Nepalese television presenter

Prakash Subedi (प्रकाश सुवेदी), better known as Rajatpat Uncle, is a Nepalese television presenter and television show director. Some of his well-known television programs include Rajatpat, Risani Maaf, Glamour Guff, and Bagina. Along with directing the well-liked comedic television shows Harke Haldar and Risaani Maaf, he has also played a minor role in the 2004 Nepali film Hami Tin Bhai. In the Nepali film industry, he is well known for his reviews and critiques of recent releases, which he typically performs through his program Rajatpat. He is infamous for getting into arguments with celebrities when he criticizes them on his show.

== Filmography ==

=== Films ===
- Saathi (1999) - as Doctor
- Hami Tin Bhai (2004) - as Doctor

=== Television ===

- Rajatpat - presenter
- Bagina - presenter
- Glamour Guff - host
- The Prakash Subedi Show - host
- Harke Haldar - director
- Risaani Maaf - director

==Controversies==
===Glamour Guff with Pooja Sharma===
During one of the episodes of his show Glamour Guff, while taking interview of an actress Pooja Sharma, he asked certain questions based on country and politics, which she failed to answer and even provided incorrect answers to some of the basic questions. She was criticized by the audience regarding her general knowledge. She was unhappy with the response she received from the audience and the certain parts of the interview which she expected Subedi to remove. She filed a case against him in Film Development Board, where she claimed that he asked her certain questions with the purpose of vilifying her. Later he apologized to her, and they eventually came to an agreement after months-long argument.

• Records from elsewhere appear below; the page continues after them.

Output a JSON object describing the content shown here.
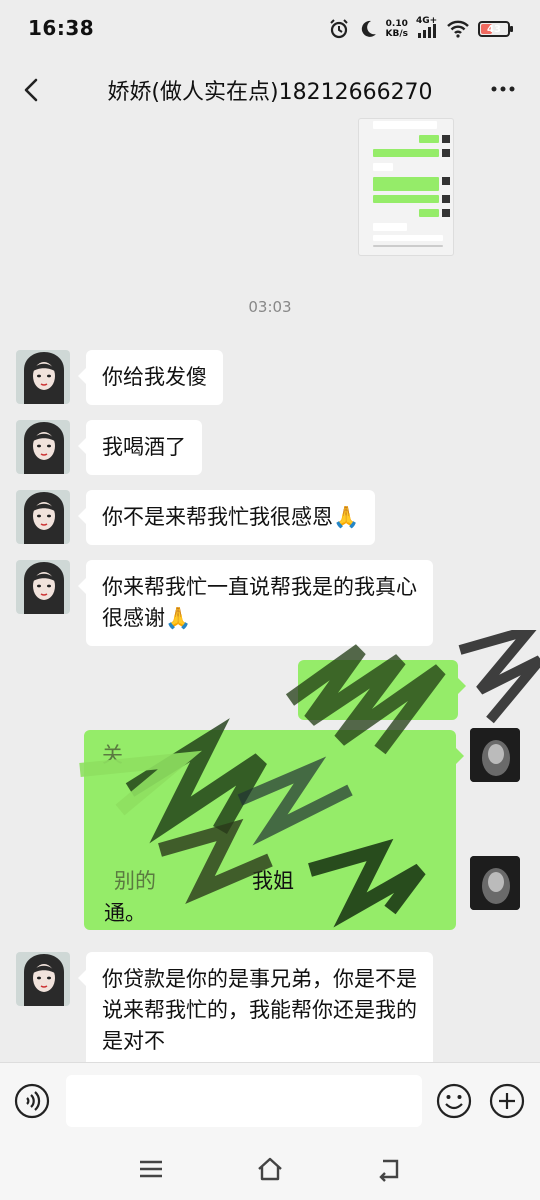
{
  "status_bar": {
    "time": "16:38",
    "net_speed_value": "0.10",
    "net_speed_unit": "KB/s",
    "network": "4G+",
    "battery": "43",
    "battery_level": 0.43
  },
  "header": {
    "title": "娇娇(做人实在点)18212666270",
    "back_icon": "chevron-left-icon",
    "more_icon": "more-dots-icon"
  },
  "chat": {
    "time_separator": "03:03",
    "messages": [
      {
        "sender": "contact",
        "text": "你给我发傻"
      },
      {
        "sender": "contact",
        "text": "我喝酒了"
      },
      {
        "sender": "contact",
        "text": "你不是来帮我忙我很感恩🙏"
      },
      {
        "sender": "contact",
        "text_line1": "你来帮我忙一直说帮我是的我真心",
        "text_line2": "很感谢🙏"
      },
      {
        "sender": "self",
        "text_visible_line1": "关",
        "text_visible_line2": "别的",
        "text_visible_name": "我姐",
        "text_end": "通。"
      },
      {
        "sender": "contact",
        "text_line1": "你贷款是你的是事兄弟，你是不是",
        "text_line2": "说来帮我忙的，我能帮你还是我的",
        "text_line3": "是对不"
      }
    ]
  },
  "input_bar": {
    "voice_icon": "voice-icon",
    "emoji_icon": "emoji-icon",
    "plus_icon": "plus-icon",
    "input_value": ""
  },
  "nav_bar": {
    "menu_icon": "menu-icon",
    "home_icon": "home-icon",
    "back_icon": "back-icon"
  },
  "colors": {
    "background": "#ededed",
    "self_bubble": "#95ec69",
    "contact_bubble": "#ffffff",
    "battery": "#f06a60"
  }
}
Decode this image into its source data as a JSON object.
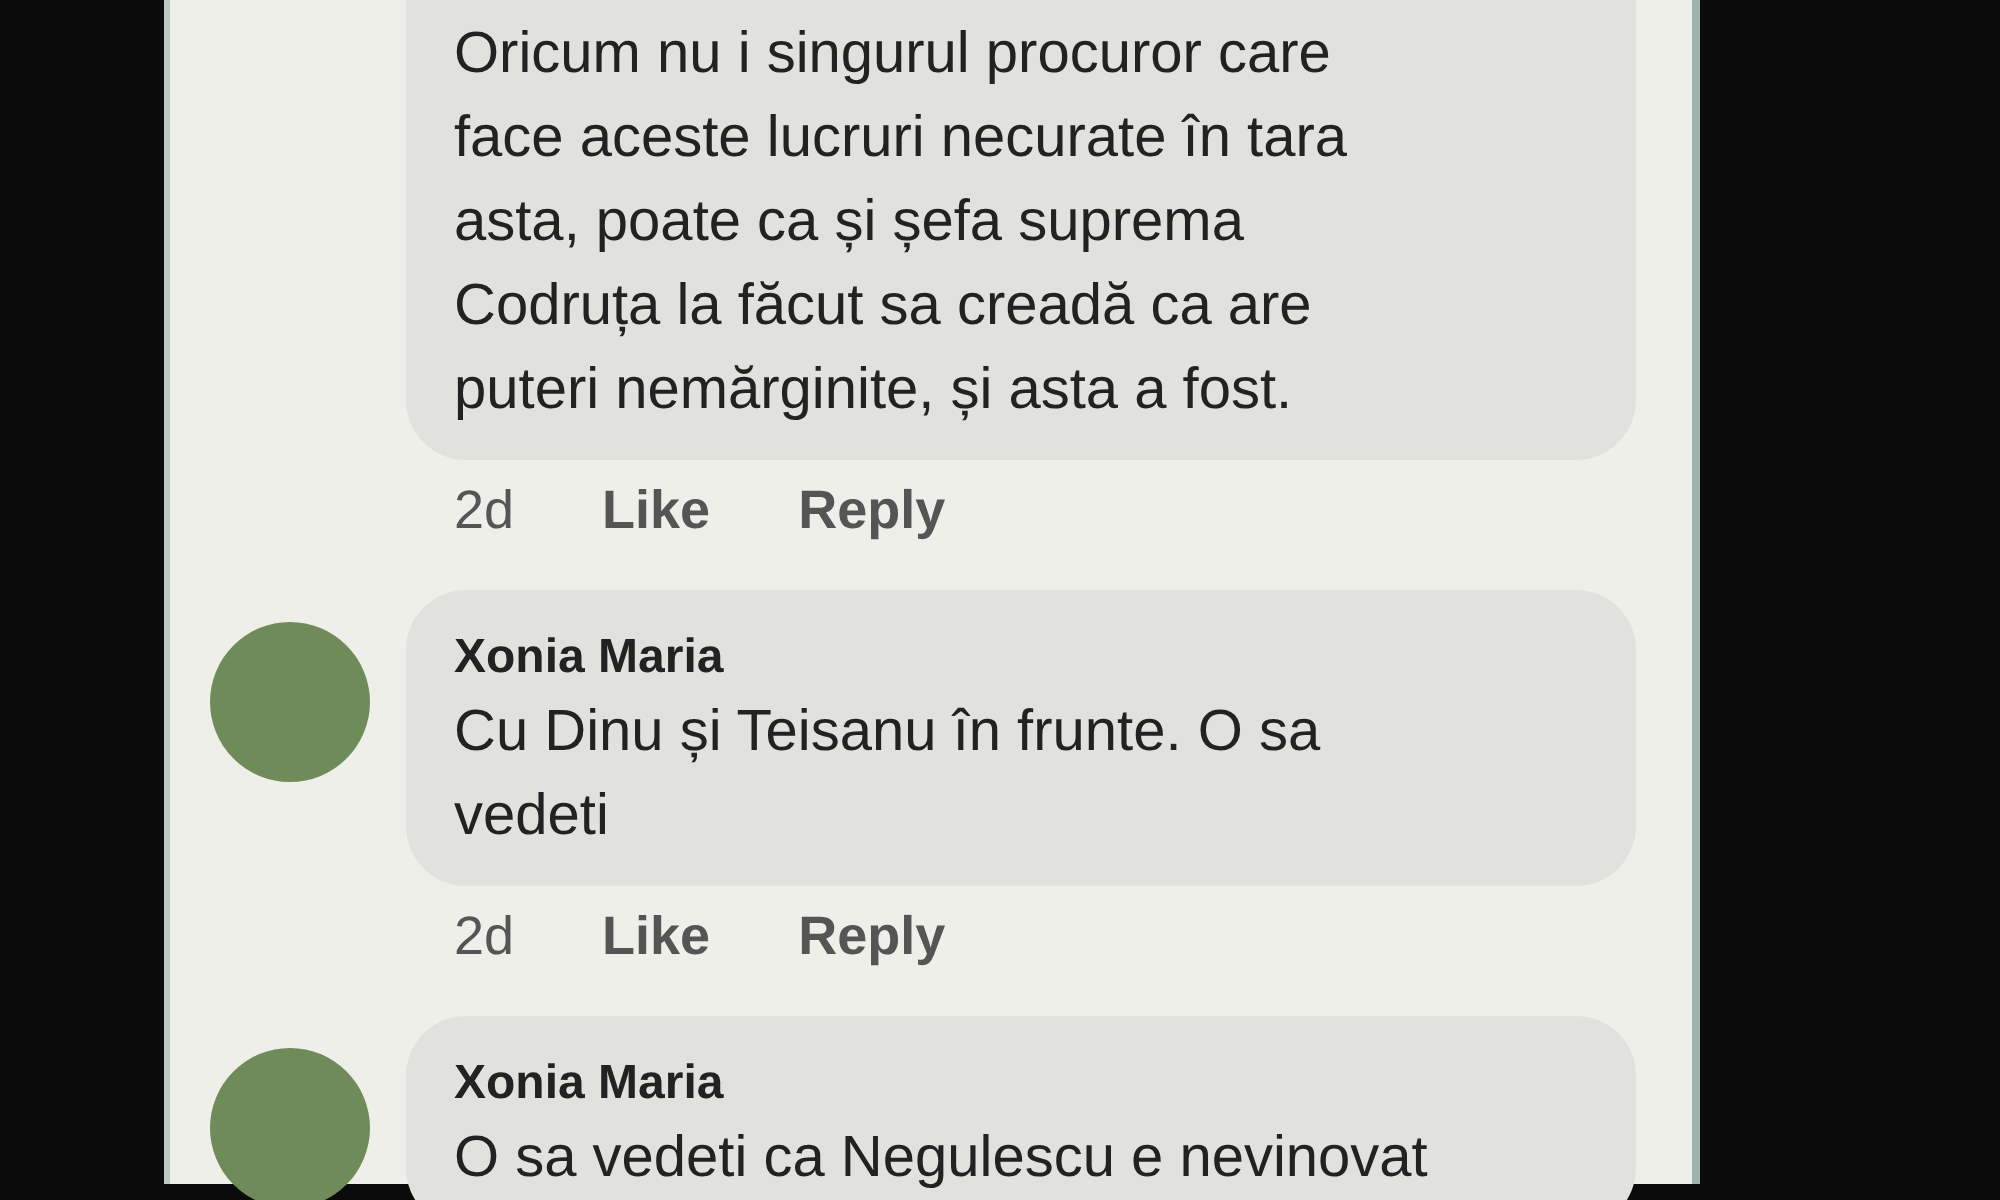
{
  "comments": [
    {
      "lines": [
        "Oricum nu i singurul procuror care",
        "face aceste lucruri necurate în tara",
        "asta, poate ca și șefa suprema",
        "Codruța la făcut sa creadă ca are",
        "puteri nemărginite, și asta a fost."
      ],
      "time": "2d",
      "like": "Like",
      "reply": "Reply"
    },
    {
      "author": "Xonia Maria",
      "lines": [
        "Cu Dinu și Teisanu în frunte. O sa",
        "vedeti"
      ],
      "time": "2d",
      "like": "Like",
      "reply": "Reply"
    },
    {
      "author": "Xonia Maria",
      "lines": [
        "O sa vedeti ca Negulescu e nevinovat"
      ]
    }
  ]
}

===Chhabi Raj Ojha and Shilpa Pokhrel divorce===
All of his shows were banned on AP1 television, due to the complaint filed by producer Chhabi Raj Ojha and actress Shilpa Pokhrel regarding his comments on their divorce.

=== Controversy regarding Mahanayak ===
In one of the Glamour Guff episodes, Deepa Shree Niraula refused to recognize actor Rajesh Hamal as mahanayak (superstar) of Nepali film industry. She also criticized him for his disappearance from the film industry for a long period of time. Furthermore, she said Bhuwan K.C. should be recognized as the industry's mahanayak. She received negative feedback from the audience after responding in an unsatisfactory manner to one of Nepal's highly respected actors. She later accused Subedi for asking her questions which would trigger her to respond in such a way; she also claimed that he asked her such questions with the purpose of vilifying her. When things got out of hand and gained enormous public attention, Subedi requested the audience to put an end to their outrage towards Niraula.